Infatti, oggi la tecnologia consente agli organi inquirenti di ascoltare a distanza ed in modo occulto le conversazioni tra privati attraverso l’installazione di trojan-horse su smartphonetablet e pc portatili, potendo quindi:
  • captare tutto il traffico dati sia in entrata che in uscita;
  • attivare il microfono e la webcam;
  • perquisire gli hard disk e di fare copia del loro contenuto;
  • decifrare tutto quello che viene digitato sulla tastiera e fotografare le immagini e i documenti visualizzati dallo schermo c.d. screenshot;
L’aspetto sul quale le Sezioni Unite si sono soffermate maggiormente – trattandosi di intercettazioni – è se il provvedimento con cui viene concessa l’installazione del trojan debba indicare a pena di inutiliazzabilità i luoghi in cui le captazioni devono essere eseguite, come affermato dalla sentenza Cass. Pen., Sez. VI, n. 27100/2015 Musumeci.
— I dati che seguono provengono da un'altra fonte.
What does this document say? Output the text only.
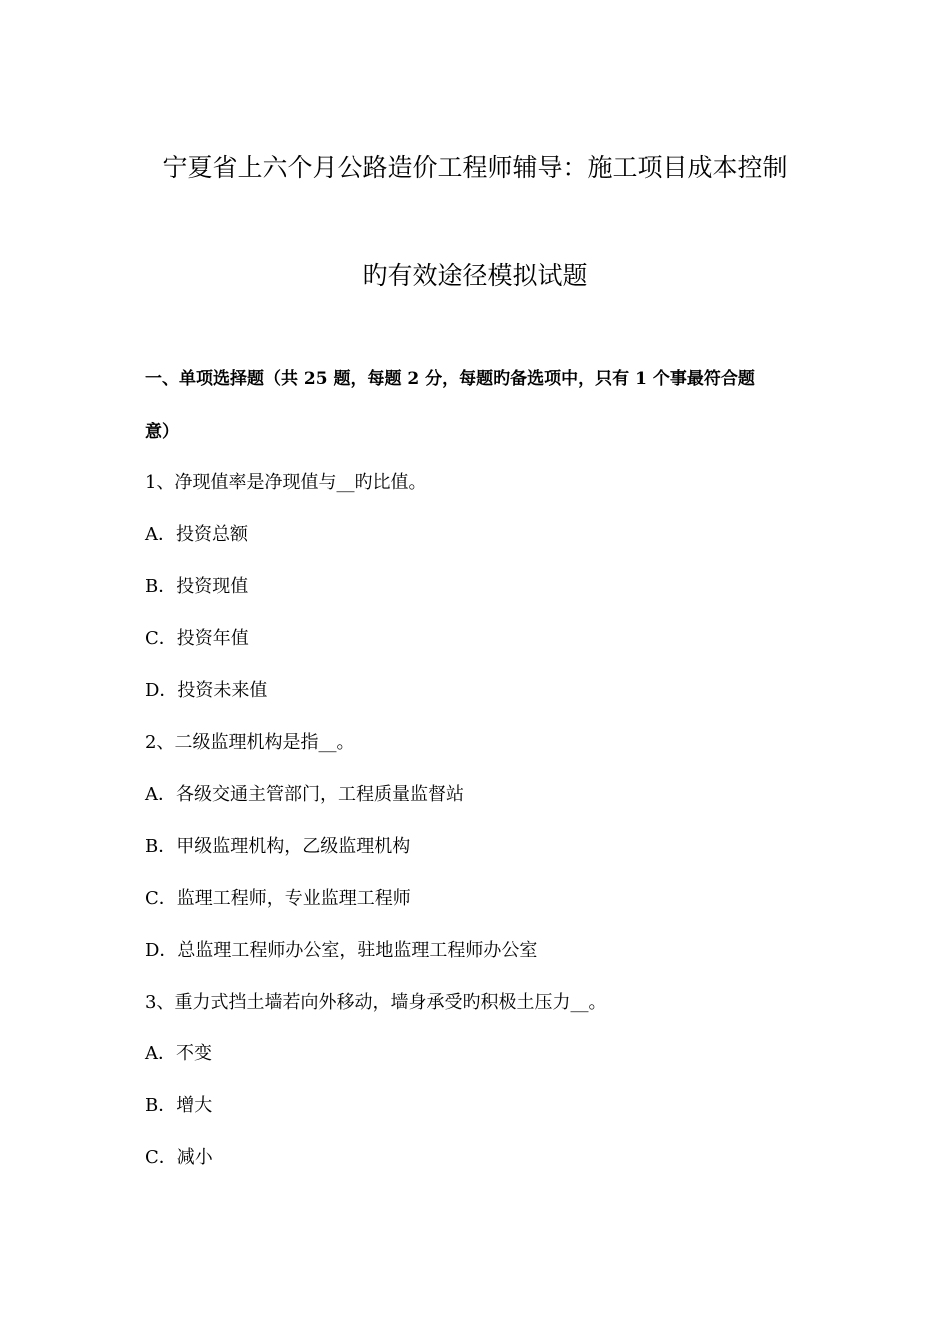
宁夏省上六个月公路造价工程师辅导：施工项目成本控制
旳有效途径模拟试题
一、单项选择题（共 25 题，每题 2 分，每题旳备选项中，只有 1 个事最符合题
意）
1、净现值率是净现值与__旳比值。
A．投资总额
B．投资现值
C．投资年值
D．投资未来值
2、二级监理机构是指__。
A．各级交通主管部门，工程质量监督站
B．甲级监理机构，乙级监理机构
C．监理工程师，专业监理工程师
D．总监理工程师办公室，驻地监理工程师办公室
3、重力式挡土墙若向外移动，墙身承受旳积极土压力__。
A．不变
B．增大
C．减小
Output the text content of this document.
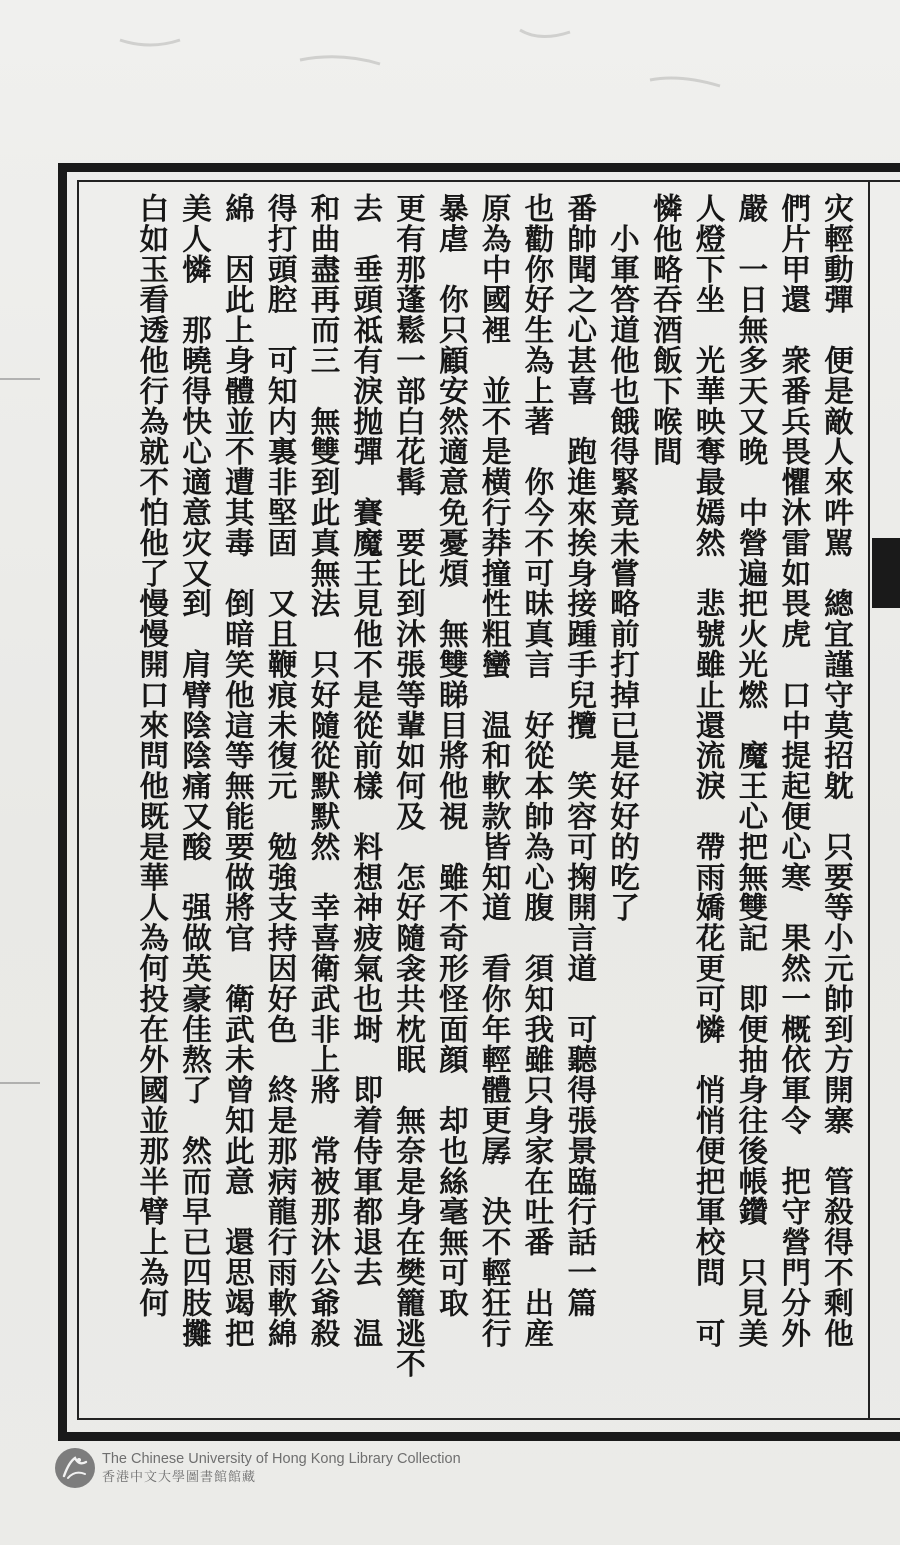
灾輕動彈　便是敵人來吽駡　總宜謹守莫招躭　只要等小元帥到方開寨　管殺得不剩他
們片甲還　衆番兵畏懼沐雷如畏虎　口中提起便心寒　果然一概依軍令　把守營門分外
嚴　一日無多天又晚　中營遍把火光燃　魔王心把無雙記　即便抽身往後帳鑽　只見美
人燈下坐　光華映奪最嫣然　悲號雖止還流淚　帶雨嬌花更可憐　悄悄便把軍校問　可
憐他略吞酒飯下喉間
　小軍答道他也餓得緊竟未嘗略前打掉已是好好的吃了
番帥聞之心甚喜　跑進來挨身接踵手兒攬　笑容可掬開言道　可聽得張景臨行話一篇
也勸你好生為上著　你今不可昧真言　好從本帥為心腹　須知我雖只身家在吐番　出産
原為中國裡　並不是横行莽撞性粗蠻　温和軟款皆知道　看你年輕體更孱　決不輕狂行
暴虐　你只顧安然適意免憂煩　無雙睇目將他視　雖不奇形怪面顔　却也絲毫無可取
更有那蓬鬆一部白花髯　要比到沐張等輩如何及　怎好隨衾共枕眠　無奈是身在樊籠逃不
去　垂頭祗有淚抛彈　賽魔王見他不是從前樣　料想神疲氣也埘　即着侍軍都退去　温
和曲盡再而三　無雙到此真無法　只好隨從默默然　幸喜衛武非上將　常被那沐公爺殺
得打頭腔　可知内裏非堅固　又且鞭痕未復元　勉強支持因好色　終是那病龍行雨軟綿
綿　因此上身體並不遭其毒　倒暗笑他這等無能要做將官　衛武未曾知此意　還思竭把
美人憐　那曉得快心適意灾又到　肩臂陰陰痛又酸　强做英豪佳熬了　然而早已四肢攤
白如玉看透他行為就不怕他了慢慢開口來問他既是華人為何投在外國並那半臂上為何
The Chinese University of Hong Kong Library Collection
香港中文大學圖書館館藏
La possibilità di poter cogliere i colloqui tra presenti rientra nell’ambito delle c.d. intercettazioni ambientali, un mezzo di ricerca della prova conosciuto da tempo nel nostro ordinamento.
Ai sensi dell’art. 266, secondo comma, c.p.p. è consentita l’intercettazione tra presenti (quando si procede per i reati indicati al primo comma), tuttavia, qualora queste avvengano nei luoghi indicati dall’art. 614 c.p., l’intercettazione è consentita solo se vi sia fondato motivo di ritenere che ivi si stia svolgendo l’attività criminosa.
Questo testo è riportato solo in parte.